Mendengar itu, Kanna mulai menangis.
Bagian selanjutnya. Kanna berdiri
ditengah pengadilan dan menceritakan hal yang sebenarnya terjadi dihari
kejadian.
Flash back
Kanna : “Karena saya gagal mencari kerja, jadi saya ingin menghukum diri
sendiri, dan saya merasa hal itu harus dipastikan oleh ayah.”
“Saya menuju ke perguruan tinggi seni tempat ayah bekerja. Karena merasa
takut saat berada di toilet stasiun tujuan, jadi saya mengiris lengan saya.”
“Setelah itu, saya langsung pergi ke kampus. Karena tak ingin bertemu
orang lain, saya pergi lagi ke toilet wanita. Saya memanggil ayah melalui
ponsel.”
Ketika Naoto melihat Kanna memegang
pisau dan pergelangan darahnya berdarah, dia mengatakan bahwa dia mengira Kanna
sudah sembuh, tapi Kanna masih sinting, dan itu adalah tanggung jawab Akina,
jadi dia ingin menghubungi Akina dan membawa Kanna ke rumah sakit.
“Saya mencoba menghentikannya saat dia mengeluarkan ponselnya. Saya
meraih tangan ayah dengan tangan kiri. Tangan kanan saya memegang pisau.”
“Dia merasa akan jatuh. Lalu sebaliknya, posisi saya bersandar pada
ayah. Ayah berusaha mengembalikan keseimbangannya. Saat itu, di lantai yang
basah, kakinya terpeleset.”
Saat Naoto terpeleset, dia jatuh ke
arah Kanna. Dan tanpa sengaja, pisau yang sedang Kanna pegang menusuk Naoto.
Flash back end
Bagian berikutnya. Jaksa mengajukan
pertanyaan kepada Kanna. “Anda diberitahu untuk menelpon ibu tentang luka
dilengan, tapi kenapa Anda tampak kesal?”
“Karena dia berkata itu menjijikan,”
jawab Kanna.
Flash back
Kanna : “Dulu setelah kembali liburan, ibu melihatnya. ‘Apa- apaan luka
menjijikan itu?’ ujarnya. Jadi saya langsung berbohong kalau luka itu akibat
diserang ayam. Setelah itu, saya merasa bahwa pokoknya ibu saya tak boleh
mengetahui luka ini.”
Flash back end
“Anda mengakui kalau telah membunuh
ayah Anda sendiri, ‘kan?” tanya Jaksa. “Mengapa baru berubah pikiran setelah
sekian lama?”
“Karena ibu yang mengatakannya. ‘Mana
mungkin pisau itu menikam dengan sendirinya.
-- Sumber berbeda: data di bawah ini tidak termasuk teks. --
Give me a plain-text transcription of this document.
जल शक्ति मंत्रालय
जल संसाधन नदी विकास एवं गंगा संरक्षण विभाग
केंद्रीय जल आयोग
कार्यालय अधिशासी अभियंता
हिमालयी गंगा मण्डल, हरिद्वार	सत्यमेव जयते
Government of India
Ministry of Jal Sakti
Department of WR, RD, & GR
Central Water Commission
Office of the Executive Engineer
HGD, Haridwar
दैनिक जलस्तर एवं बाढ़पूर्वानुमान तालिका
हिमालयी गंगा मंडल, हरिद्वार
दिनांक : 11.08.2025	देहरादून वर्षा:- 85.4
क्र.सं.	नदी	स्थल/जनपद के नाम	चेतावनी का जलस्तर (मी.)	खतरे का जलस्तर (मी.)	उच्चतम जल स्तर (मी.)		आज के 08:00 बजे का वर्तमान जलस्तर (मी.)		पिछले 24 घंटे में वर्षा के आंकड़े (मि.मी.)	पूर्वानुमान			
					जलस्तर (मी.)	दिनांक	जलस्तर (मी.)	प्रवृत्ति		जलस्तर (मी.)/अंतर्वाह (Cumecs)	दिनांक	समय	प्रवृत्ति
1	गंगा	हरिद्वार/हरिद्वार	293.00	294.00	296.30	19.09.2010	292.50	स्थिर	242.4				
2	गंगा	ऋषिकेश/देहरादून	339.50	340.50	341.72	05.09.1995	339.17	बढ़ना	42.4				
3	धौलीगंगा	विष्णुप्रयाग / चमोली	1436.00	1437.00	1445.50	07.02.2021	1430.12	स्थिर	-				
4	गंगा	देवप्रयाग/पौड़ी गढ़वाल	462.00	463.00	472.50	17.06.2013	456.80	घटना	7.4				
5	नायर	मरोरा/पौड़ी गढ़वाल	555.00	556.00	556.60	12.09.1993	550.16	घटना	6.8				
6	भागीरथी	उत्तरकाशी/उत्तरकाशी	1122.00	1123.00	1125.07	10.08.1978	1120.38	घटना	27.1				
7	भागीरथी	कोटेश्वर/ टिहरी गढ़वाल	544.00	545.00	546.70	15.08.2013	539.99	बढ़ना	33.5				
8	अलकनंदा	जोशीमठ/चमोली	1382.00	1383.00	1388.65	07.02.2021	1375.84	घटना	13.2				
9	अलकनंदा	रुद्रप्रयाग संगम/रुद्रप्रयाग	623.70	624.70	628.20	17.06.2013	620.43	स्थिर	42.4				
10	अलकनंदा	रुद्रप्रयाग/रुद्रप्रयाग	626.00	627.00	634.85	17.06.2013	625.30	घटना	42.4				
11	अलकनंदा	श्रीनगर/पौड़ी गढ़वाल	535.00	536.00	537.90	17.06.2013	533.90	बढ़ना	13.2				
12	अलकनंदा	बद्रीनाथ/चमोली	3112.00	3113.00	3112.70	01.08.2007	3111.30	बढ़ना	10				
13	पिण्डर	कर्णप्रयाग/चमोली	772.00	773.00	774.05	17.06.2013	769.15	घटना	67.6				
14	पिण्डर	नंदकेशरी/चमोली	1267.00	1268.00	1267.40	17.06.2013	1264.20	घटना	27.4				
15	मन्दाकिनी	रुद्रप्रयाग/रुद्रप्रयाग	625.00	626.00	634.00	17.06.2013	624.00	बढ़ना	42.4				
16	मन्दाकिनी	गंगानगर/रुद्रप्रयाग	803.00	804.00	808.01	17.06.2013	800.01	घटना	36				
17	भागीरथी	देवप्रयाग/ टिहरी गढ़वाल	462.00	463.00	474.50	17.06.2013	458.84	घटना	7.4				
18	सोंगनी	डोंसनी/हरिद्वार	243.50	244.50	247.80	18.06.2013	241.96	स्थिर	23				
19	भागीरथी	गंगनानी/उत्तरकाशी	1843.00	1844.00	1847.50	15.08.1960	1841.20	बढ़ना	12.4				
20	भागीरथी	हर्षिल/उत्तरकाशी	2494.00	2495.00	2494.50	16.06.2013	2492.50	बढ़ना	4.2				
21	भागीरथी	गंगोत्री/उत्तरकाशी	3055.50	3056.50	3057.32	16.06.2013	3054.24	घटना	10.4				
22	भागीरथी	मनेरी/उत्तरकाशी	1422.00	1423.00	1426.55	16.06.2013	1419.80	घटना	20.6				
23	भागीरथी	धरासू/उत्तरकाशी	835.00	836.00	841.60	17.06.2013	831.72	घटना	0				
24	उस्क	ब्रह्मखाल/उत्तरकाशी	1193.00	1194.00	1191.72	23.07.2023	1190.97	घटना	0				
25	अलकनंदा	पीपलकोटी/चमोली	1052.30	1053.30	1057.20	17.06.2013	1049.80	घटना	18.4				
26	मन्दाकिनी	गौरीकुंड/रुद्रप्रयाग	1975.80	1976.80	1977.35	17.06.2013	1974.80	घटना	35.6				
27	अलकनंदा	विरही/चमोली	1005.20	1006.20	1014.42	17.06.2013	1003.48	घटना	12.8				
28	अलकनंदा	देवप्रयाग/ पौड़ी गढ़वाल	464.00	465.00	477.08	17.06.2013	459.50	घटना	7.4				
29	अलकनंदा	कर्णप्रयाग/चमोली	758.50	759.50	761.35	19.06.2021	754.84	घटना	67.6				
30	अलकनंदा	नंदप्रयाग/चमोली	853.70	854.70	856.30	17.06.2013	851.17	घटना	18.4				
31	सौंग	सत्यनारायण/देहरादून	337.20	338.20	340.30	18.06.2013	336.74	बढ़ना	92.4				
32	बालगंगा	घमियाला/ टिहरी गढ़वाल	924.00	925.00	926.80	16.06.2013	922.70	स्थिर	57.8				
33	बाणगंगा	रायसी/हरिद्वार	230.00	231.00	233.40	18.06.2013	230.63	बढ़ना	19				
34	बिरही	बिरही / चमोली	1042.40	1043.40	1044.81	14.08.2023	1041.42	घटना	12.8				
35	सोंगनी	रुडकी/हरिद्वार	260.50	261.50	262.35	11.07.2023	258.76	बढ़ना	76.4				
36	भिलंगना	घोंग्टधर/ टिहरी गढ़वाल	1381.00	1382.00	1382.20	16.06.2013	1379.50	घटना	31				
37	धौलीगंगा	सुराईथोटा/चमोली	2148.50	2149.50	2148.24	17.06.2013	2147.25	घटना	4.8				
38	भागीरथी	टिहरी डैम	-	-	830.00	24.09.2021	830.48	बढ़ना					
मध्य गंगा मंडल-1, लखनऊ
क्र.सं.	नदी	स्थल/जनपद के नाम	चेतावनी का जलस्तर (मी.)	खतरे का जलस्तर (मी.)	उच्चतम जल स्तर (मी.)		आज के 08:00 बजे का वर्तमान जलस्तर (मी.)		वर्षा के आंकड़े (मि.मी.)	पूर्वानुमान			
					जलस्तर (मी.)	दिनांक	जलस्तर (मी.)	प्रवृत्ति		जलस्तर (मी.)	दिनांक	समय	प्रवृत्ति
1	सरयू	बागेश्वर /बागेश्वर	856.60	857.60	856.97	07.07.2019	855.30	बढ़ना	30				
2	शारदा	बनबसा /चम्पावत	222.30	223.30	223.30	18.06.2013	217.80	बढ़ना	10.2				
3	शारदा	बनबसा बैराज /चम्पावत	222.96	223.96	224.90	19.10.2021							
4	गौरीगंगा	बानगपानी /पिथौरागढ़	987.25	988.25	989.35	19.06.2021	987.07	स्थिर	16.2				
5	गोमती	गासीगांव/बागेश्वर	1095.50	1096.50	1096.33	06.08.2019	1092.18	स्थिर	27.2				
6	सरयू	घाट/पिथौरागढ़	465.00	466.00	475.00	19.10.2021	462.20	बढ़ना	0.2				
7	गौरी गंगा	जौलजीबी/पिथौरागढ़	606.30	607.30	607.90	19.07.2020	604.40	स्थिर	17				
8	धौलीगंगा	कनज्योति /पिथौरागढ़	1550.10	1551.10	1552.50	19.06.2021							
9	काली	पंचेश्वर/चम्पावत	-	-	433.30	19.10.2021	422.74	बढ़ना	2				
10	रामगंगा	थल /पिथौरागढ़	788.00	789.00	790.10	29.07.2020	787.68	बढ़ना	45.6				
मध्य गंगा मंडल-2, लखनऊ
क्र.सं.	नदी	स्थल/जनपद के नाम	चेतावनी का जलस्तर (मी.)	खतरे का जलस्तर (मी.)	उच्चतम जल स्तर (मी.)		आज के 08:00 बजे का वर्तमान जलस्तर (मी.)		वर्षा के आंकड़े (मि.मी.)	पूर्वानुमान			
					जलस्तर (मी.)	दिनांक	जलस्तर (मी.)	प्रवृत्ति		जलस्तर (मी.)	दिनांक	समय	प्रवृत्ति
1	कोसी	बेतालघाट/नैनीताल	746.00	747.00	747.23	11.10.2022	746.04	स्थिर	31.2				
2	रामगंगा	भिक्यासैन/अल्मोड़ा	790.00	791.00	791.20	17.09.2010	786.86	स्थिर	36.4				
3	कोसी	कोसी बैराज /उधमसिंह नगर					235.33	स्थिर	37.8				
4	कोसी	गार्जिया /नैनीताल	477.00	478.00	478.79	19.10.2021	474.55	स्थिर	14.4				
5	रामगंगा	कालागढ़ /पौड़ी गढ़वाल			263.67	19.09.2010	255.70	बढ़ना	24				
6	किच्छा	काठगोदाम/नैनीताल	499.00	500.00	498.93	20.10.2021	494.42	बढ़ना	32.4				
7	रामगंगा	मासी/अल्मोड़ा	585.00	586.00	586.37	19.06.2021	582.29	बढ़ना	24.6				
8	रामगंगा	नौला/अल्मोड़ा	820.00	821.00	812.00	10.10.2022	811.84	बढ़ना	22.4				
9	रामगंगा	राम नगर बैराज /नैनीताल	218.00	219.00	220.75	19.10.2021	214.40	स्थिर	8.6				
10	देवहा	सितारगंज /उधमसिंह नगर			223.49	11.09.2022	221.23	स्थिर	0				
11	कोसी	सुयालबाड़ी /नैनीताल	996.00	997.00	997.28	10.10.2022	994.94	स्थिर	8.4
Karena saya selalu dicap pembohong
oleh Ibu, jadi saat itupun, saya tak punya keberanian untuk mengatakan yang
sebenarnya,” jawab Kanna.
“Ketika Naoto-san pingsan terluka parah,
kenapa Anda melarikan diri dari TKP alih- alih memanggil ambulans?” tanya
Jaksa.
Kanna mulai merasa sesak. “Saya takut…
dengan mata ayah.”
“Apa Anda berpikir bahwa Naoto-san
sudah tewas? Atau mungkin…”
“Saya tidak tahu. Saya tidak tahu harus
bagaimana,” jawab Kanna sambil memegang dadanya yang terasa sesak.
“Baiklah, saya tanya satu hal lagi,”
kata Jaksa dengan serius. “Ini adalah psikologi dibalik pertemuanmu dengan
Naoto-san setelah membeli pisau. Kenapa Anda ingin menunjukkan luka itu?”
“Untuk mendapat permintaan maafnya,”
jawab Kanna.
Pertanyaan Jaksa semakin mendalam dan
terasa berat, membuat Kanna semakin merasa sesak, tapi dia tetap menjawab
setiap pertanyaan yang diajukan padanya.
“Sejak awal, Naoto-san menentang Anda
menjadi seorang penyiar. Jadi sekalipun gagal, harusnya tak perlu dimaafkan.
Bukankah penyebab Anda pergi menemui ayah Anda…karena merasa dendam padanya,
setelah ditentang olehnya menjadi penyiar?” tanya Jaksa.
“Mungkin… itu sama dengan waktu itu,”
jawab Kanna.
Flash back
Saat Kanna menjalani wawancara kerja.
Dia merasa takut dan tidak nyaman dengan tatapan mata para juri yang
memperhatikannya. Karena mata mereka mengingatkannya pada kelas menggambar.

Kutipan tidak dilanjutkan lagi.